In support of the eligibility of Pb as an etiological factor in ALS is its marked neurotoxic cytotoxicity, also on a charge of the motor neurons, it has been observed that chronic exposure to this metal is accompanied by gradual atrophy of skeletal muscles [24, 33]. Furthermore, it has been observed that at the origin of the neuropathy following the intoxication by Pb, finds its origin at the level of the anterior horn of the spinal cord [24]. Pb is able to overcome the blood–brain barrier, and its accumulation in choroidal plexuses can cause their alteration resulting in damage to these structures and to the brain, with consequent accumulation in the glia and neurons [7,8,9]. In addition, changes in the blood–brain membrane are detected in almost 50% of ALS patients [42,43,44]. At the intracellular level, the mechanisms of action of Pb are known, it exerts its cytotoxicity by altering the homeostasis of the essential elements of the organism and mimes divalent ions such as zinc (Zn2+) and Ca2+, also binds thiolate proteins (-SH), and as previously seen alters the production of heme groups and induces oxidative stress, also altering systems of protection against this phenomenon [45, 46]. From a molecular point of view, a recent study conducted in mice highlights the ability of Pb to induce the formation of aggregates and the inclusion of TAR DNA-binding protein (TDP-43), one of the main phenomena that occur in motor neurons during the ALS [47], data that although preliminary offer a possible scenario on the etiopathogenesis of Pb at the molecular level. In addition, Pb can alter neuronal transmission by acting on NMDR receptors, acetylcholine receptors, and voltage-dependent calcium channels [37].
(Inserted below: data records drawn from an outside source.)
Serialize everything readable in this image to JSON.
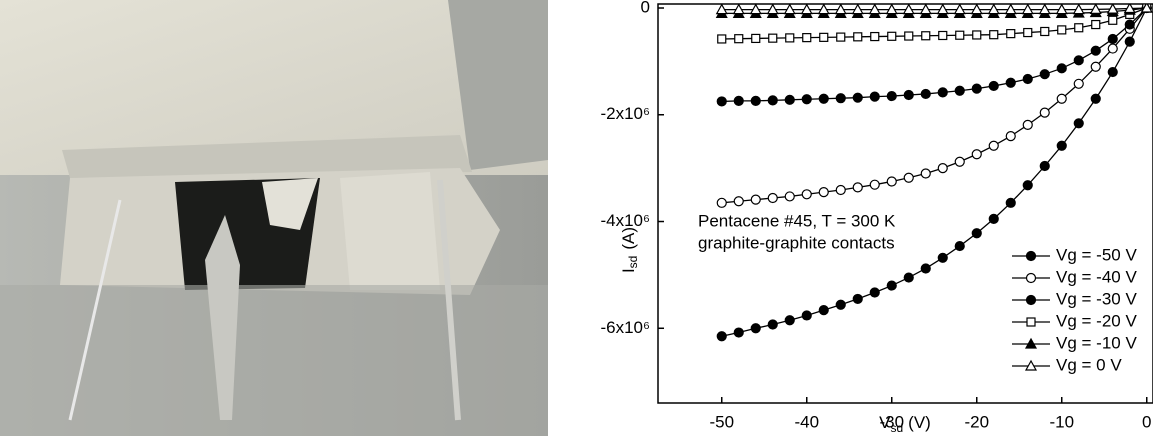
{
  "chart_data": {
    "type": "line",
    "x_label": {
      "main": "V",
      "sub": "sd",
      "unit": "(V)"
    },
    "y_label": {
      "main": "I",
      "sub": "sd",
      "unit": "(A)"
    },
    "annotations": [
      "Pentacene #45, T = 300 K",
      "graphite-graphite contacts"
    ],
    "x": [
      -50,
      -48,
      -46,
      -44,
      -42,
      -40,
      -38,
      -36,
      -34,
      -32,
      -30,
      -28,
      -26,
      -24,
      -22,
      -20,
      -18,
      -16,
      -14,
      -12,
      -10,
      -8,
      -6,
      -4,
      -2,
      0
    ],
    "xlim": [
      -57.5,
      0.5
    ],
    "xticks": [
      -50,
      -40,
      -30,
      -20,
      -10,
      0
    ],
    "ylim": [
      -7400000,
      75000
    ],
    "yticks": [
      {
        "value": -6000000,
        "label": "-6x10⁶"
      },
      {
        "value": -4000000,
        "label": "-4x10⁶"
      },
      {
        "value": -2000000,
        "label": "-2x10⁶"
      },
      0
    ],
    "legend": "lower right",
    "series": [
      {
        "name": "Vg = -50 V",
        "color": "#000000",
        "marker": "circle-filled",
        "values": [
          -6150000,
          -6080000,
          -6000000,
          -5930000,
          -5850000,
          -5760000,
          -5660000,
          -5560000,
          -5450000,
          -5330000,
          -5200000,
          -5050000,
          -4880000,
          -4680000,
          -4460000,
          -4220000,
          -3950000,
          -3650000,
          -3320000,
          -2960000,
          -2580000,
          -2160000,
          -1700000,
          -1200000,
          -630000,
          0
        ]
      },
      {
        "name": "Vg = -40 V",
        "color": "#000000",
        "marker": "circle-open",
        "values": [
          -3650000,
          -3620000,
          -3590000,
          -3560000,
          -3530000,
          -3490000,
          -3450000,
          -3410000,
          -3360000,
          -3310000,
          -3250000,
          -3180000,
          -3100000,
          -3000000,
          -2880000,
          -2740000,
          -2580000,
          -2400000,
          -2190000,
          -1960000,
          -1700000,
          -1420000,
          -1100000,
          -760000,
          -390000,
          0
        ]
      },
      {
        "name": "Vg = -30 V",
        "color": "#000000",
        "marker": "circle-filled",
        "values": [
          -1750000,
          -1740000,
          -1740000,
          -1730000,
          -1720000,
          -1710000,
          -1700000,
          -1690000,
          -1680000,
          -1660000,
          -1650000,
          -1630000,
          -1610000,
          -1580000,
          -1550000,
          -1510000,
          -1460000,
          -1400000,
          -1330000,
          -1240000,
          -1130000,
          -980000,
          -800000,
          -580000,
          -310000,
          0
        ]
      },
      {
        "name": "Vg = -20 V",
        "color": "#000000",
        "marker": "square-open",
        "values": [
          -580000,
          -575000,
          -570000,
          -565000,
          -560000,
          -555000,
          -550000,
          -545000,
          -540000,
          -535000,
          -530000,
          -525000,
          -520000,
          -515000,
          -510000,
          -505000,
          -500000,
          -480000,
          -460000,
          -440000,
          -410000,
          -370000,
          -310000,
          -230000,
          -120000,
          0
        ]
      },
      {
        "name": "Vg = -10 V",
        "color": "#000000",
        "marker": "triangle-filled",
        "values": [
          -100000,
          -100000,
          -100000,
          -100000,
          -100000,
          -100000,
          -100000,
          -100000,
          -100000,
          -100000,
          -100000,
          -100000,
          -100000,
          -100000,
          -100000,
          -100000,
          -100000,
          -100000,
          -100000,
          -100000,
          -100000,
          -95000,
          -85000,
          -65000,
          -40000,
          0
        ]
      },
      {
        "name": "Vg = 0 V",
        "color": "#000000",
        "marker": "triangle-open",
        "values": [
          -30000,
          -30000,
          -30000,
          -30000,
          -30000,
          -30000,
          -30000,
          -30000,
          -30000,
          -30000,
          -30000,
          -30000,
          -30000,
          -30000,
          -30000,
          -30000,
          -30000,
          -30000,
          -30000,
          -30000,
          -30000,
          -30000,
          -25000,
          -20000,
          -10000,
          0
        ]
      }
    ]
  }
}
Although the present work does not allow to assert a certain correlation between Pb levels in the body and ALS, it positively supports this hypothesis, showing a synergistic enhancement of the literature supporting this thesis and highlighting the usability of Pb levels in whole blood as a biomarker, probably in combination with other factors. Although further studies are necessary in order to increase the statistical power and to better clarify the possible cellular mechanisms underlying the possible role of Pb in the occurrence of ALS, this paper provide a further evidence favoring this hypothesis. Furthermore, as previously discussed, it is not clear if the accumulation of Pb in blood and other biological tissues is the cause or the consequence of the disease making it necessary to clarify this point. Additional epidemiological prospective studies are needed to reduce the risk of misinterpretation due to reverse causation. Besides, the recently developed Mendelian randomization (MR) approach can provide further evidence about causality in this association, as it has recently done to clarify the association of ALS with other traits [48]. As recently pointed out in the review by Julian et al., high-quality genome-wide association studies (GWAS) on lead levels and ALS risk are needed to identify robust instrumental variables for this purpose and avoid incorrect result interpretations [48].